February 15 '16

Risk, reward and robots

“The problem with planning contingencies is that there are so many things that can go wrong, if you generated plans for all possible contingencies, you’d go nuts,” Brian Williams says.

Planning algorithms are widely used in logistics and control. They can help schedule flights and bus routes, guide autonomous robots, and determine control policies for the power grid, among other things.

In recent years, planning algorithms have begun to factor in uncertainty — variations in travel time, erratic communication between autonomous robots, imperfect sensor data, and the like. That causes the scale of the planning problem to grow exponentially, but researchers have found clever ways to solve it efficiently.

Now, researchers at CSAIL and the Australian National University (ANU) have made the problem even more complex, by developing a planning algorithm that also generates contingency plans, should the initial plan prove too risky. It also identifies the conditions — say, sensor readings or delays incurred — that should trigger a switch to a particular contingency plan.

Despite the extra labor imposed by generating contingency plans, the algorithm still provides mathematical guarantees that its plans’ risk of failure falls below some threshold, which the user sets.
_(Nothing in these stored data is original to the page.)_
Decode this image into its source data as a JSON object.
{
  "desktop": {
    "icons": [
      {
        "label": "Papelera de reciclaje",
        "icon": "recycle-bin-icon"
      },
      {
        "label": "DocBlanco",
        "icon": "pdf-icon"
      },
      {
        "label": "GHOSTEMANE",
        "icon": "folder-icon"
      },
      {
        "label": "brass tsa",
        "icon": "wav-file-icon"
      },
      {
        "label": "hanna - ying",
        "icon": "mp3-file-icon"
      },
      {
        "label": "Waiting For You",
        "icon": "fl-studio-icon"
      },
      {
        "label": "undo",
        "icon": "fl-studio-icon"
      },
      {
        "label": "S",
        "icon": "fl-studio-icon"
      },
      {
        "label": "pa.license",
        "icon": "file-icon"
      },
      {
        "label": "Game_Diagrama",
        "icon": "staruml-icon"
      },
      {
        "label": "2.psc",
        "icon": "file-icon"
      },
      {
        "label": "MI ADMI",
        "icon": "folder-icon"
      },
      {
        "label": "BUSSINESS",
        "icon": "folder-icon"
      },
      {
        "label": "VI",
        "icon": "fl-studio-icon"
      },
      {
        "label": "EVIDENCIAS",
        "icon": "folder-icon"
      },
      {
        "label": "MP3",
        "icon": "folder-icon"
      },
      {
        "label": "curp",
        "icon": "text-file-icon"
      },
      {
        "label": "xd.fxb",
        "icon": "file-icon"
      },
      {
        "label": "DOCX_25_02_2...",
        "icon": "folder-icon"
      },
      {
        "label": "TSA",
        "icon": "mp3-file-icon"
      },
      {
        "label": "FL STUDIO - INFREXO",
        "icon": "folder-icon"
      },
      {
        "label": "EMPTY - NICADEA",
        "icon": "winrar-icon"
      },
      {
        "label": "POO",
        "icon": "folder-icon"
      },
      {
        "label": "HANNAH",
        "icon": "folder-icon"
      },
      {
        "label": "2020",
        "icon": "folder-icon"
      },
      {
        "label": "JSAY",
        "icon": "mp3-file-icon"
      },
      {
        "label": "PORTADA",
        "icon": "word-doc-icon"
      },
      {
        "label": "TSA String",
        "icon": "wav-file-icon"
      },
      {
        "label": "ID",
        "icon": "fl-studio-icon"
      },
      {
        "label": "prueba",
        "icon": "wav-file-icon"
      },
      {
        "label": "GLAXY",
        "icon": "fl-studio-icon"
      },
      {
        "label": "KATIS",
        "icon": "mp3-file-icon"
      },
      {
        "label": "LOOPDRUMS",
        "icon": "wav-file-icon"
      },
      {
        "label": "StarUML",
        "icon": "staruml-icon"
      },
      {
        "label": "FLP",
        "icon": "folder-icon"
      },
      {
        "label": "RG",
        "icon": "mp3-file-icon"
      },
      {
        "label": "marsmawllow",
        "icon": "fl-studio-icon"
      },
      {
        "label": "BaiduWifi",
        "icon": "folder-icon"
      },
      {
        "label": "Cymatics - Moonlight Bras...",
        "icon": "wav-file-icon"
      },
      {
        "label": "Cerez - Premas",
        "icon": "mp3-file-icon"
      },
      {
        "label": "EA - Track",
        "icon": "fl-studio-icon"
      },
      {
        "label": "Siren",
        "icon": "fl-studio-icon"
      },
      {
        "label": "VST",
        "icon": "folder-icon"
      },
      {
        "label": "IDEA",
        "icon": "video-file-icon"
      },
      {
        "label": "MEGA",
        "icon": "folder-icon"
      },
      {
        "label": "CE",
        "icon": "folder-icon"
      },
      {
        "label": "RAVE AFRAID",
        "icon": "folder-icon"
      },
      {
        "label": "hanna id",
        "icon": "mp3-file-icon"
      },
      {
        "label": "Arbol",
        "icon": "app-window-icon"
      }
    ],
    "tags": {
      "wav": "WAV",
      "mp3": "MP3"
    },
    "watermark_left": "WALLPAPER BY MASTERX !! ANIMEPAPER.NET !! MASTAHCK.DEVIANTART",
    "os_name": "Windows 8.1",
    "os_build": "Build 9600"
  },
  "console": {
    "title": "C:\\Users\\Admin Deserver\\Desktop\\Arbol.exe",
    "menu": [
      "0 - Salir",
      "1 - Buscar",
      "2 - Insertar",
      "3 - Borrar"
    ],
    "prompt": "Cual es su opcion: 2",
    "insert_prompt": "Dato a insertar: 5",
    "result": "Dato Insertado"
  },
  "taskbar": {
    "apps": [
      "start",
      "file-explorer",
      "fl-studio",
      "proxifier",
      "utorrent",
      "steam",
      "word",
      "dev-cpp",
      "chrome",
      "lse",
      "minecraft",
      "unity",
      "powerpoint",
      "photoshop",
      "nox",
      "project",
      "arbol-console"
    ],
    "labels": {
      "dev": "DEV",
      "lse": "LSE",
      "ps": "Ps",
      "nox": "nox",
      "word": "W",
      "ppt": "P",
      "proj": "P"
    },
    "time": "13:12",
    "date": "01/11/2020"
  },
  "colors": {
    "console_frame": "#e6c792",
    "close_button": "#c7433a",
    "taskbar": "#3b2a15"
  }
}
“The problem with planning contingencies is that there are so many things that can go wrong, if you generated plans for all possible contingencies, you’d go nuts,” says Brian Williams, a professor of aeronautics and astronautics whose group at CSAIL developed the new system. “So then the question ends up being, ‘How many contingencies do you generate?’”

Pedro Santana, a graduate student in aeronautics and astronautics, is first author on a paper describing the system, which he presented at the annual meeting of the Association for the Advancement of Artificial Intelligence last weekend. He’s joined by Williams and Sylvie Thiébaux, a professor of computer science at the Australian National University and a researcher with Australia’s National Information Communications Technology Australia (NICTA) research program, which has a partnership with MIT.

Probabilistic pruning

As Williams explains, the range of possible decisions that a planner faces can be represented as a data structure called a graph. A graph consists of nodes, which are usually represented as circles, and edges, which are represented as line segments connecting the nodes. Network diagrams and flow charts are familiar examples of a graph.

In a planning system, each node of the graph represents a decision point, such as, “Should I take the bus or the subway?” A path through the graph can be evaluated according to the rewards it offers — you reach your destination safely — and the penalties it imposes — you’ll be five minutes late. The optimal plan is the one that maximizes reward.

Factoring in probabilities makes that type of reward calculation much more complex: The average bus trip might be 15 minutes, but there’s some chance that it will be 35; the average subway trip might be 18 minutes, but it’s almost never more than 24. In that context, for even a relatively simple planning task, canvassing contingency plans can be prohibitively time consuming.

To make the problem tractable, the MIT and ANU researchers borrowed a technique from some earlier work from Williams’ group. Before the planner begins constructing the graph, it asks the user to set risk thresholds. A researcher trying to develop a data-gathering plan for a multimillion-dollar underwater robot, for example, might be satisfied with a 90 percent probability that the robot will take all the sensor readings it’s supposed to — but they might want a 99.9 percent probability that the robot won’t collide with a rock face at high speed.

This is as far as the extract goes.